Background: Diabetes mellitus (DM) has reached epidemic proportions and is an important risk factor for heart failure (HF). Left ventricular diastolic dysfunction (LVDD) is recognized as the earliest manifestation of DM-induced LV dysfunction, but its pathophysiology remains incompletely understood. We sought to evaluate the relationship between proinflammatory cytokine levels (TNF-alpha, IL-6) and tissue Doppler derived indices of LVDD in patients with stable coronary artery disease.
Methods: We enrolled 41 consecutive patients (mean age 65+/-10 years) submitted for coronary angiography. Echocardiographic assessment was performed in all patients. Pulsed tissue Doppler imaging was performed at the mitral annulus and was characterized by the diastolic early relaxation velocity Em. Conventional transmitral flow was measured with pw-doppler. Early (E) transmitral flow velocity was measured. LVDD was defined as E/Em ratio >or= 15, E/Em 8-14 was classified as borderline. Plasma levels of TNF-alpha and IL-6 were determined in all patients. A standardized oral glucose tolerance test was performed in subjects without diabetes.

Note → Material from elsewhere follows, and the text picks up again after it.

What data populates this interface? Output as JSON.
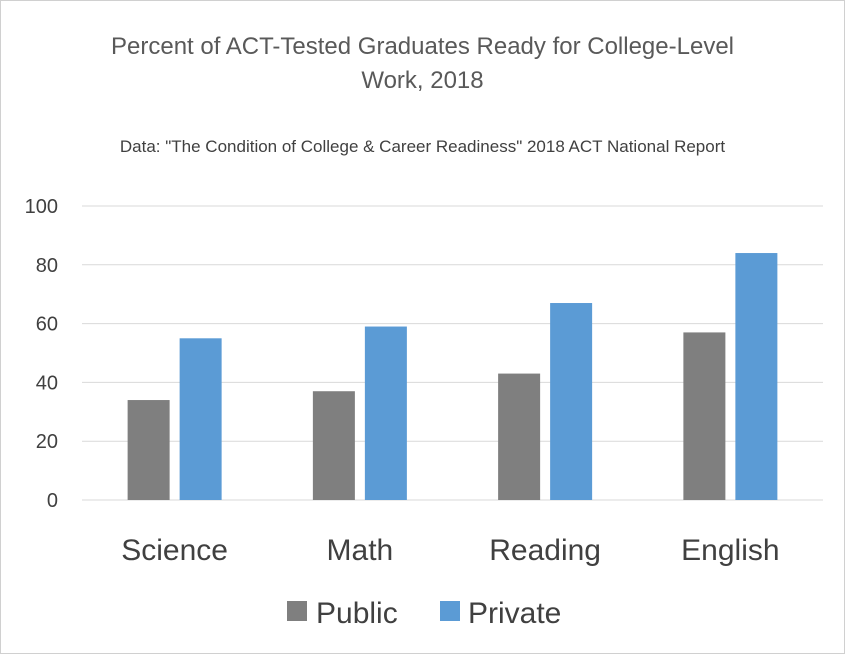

Results: Patients with E/Em ratio >or= 15, classified as LVDD and those with E/Em ratio 8-14 (classified as borderline) had significantly higher IL-6 (P = 0,001), TNF-alpha (P < 0,001) and NT-pro- BNP (P = 0,001) plasma levels compared to those with normal diastolic function. TNF-alpha and IL-6 levels remains significantly elevated after adjustment for sex, age, left ventricular ejection function, body mass index, coronary heart disease, smoking, hypertension and diabetes mellitus with linear regression analysis. Furthermore, in subjects LVDD or borderline LV diastolic function, 75% had diabetes or IGT, respectively. When subjects without diabetes were excluded, both IL-6 (P = 0,006) and TNF-alpha (P = 0,002) remained significantly elevated in subjects with E/Em ratio >or= 15.
Conclusion: This study reveals that increased plasma levels of IL-6 and TNF-alpha were associated with LVDD. These findings suggest a link between low-grade inflammation and the presence of LVDD. An active proinflammatory process may be of importance in the pathogenesis of diastolic dysfunction.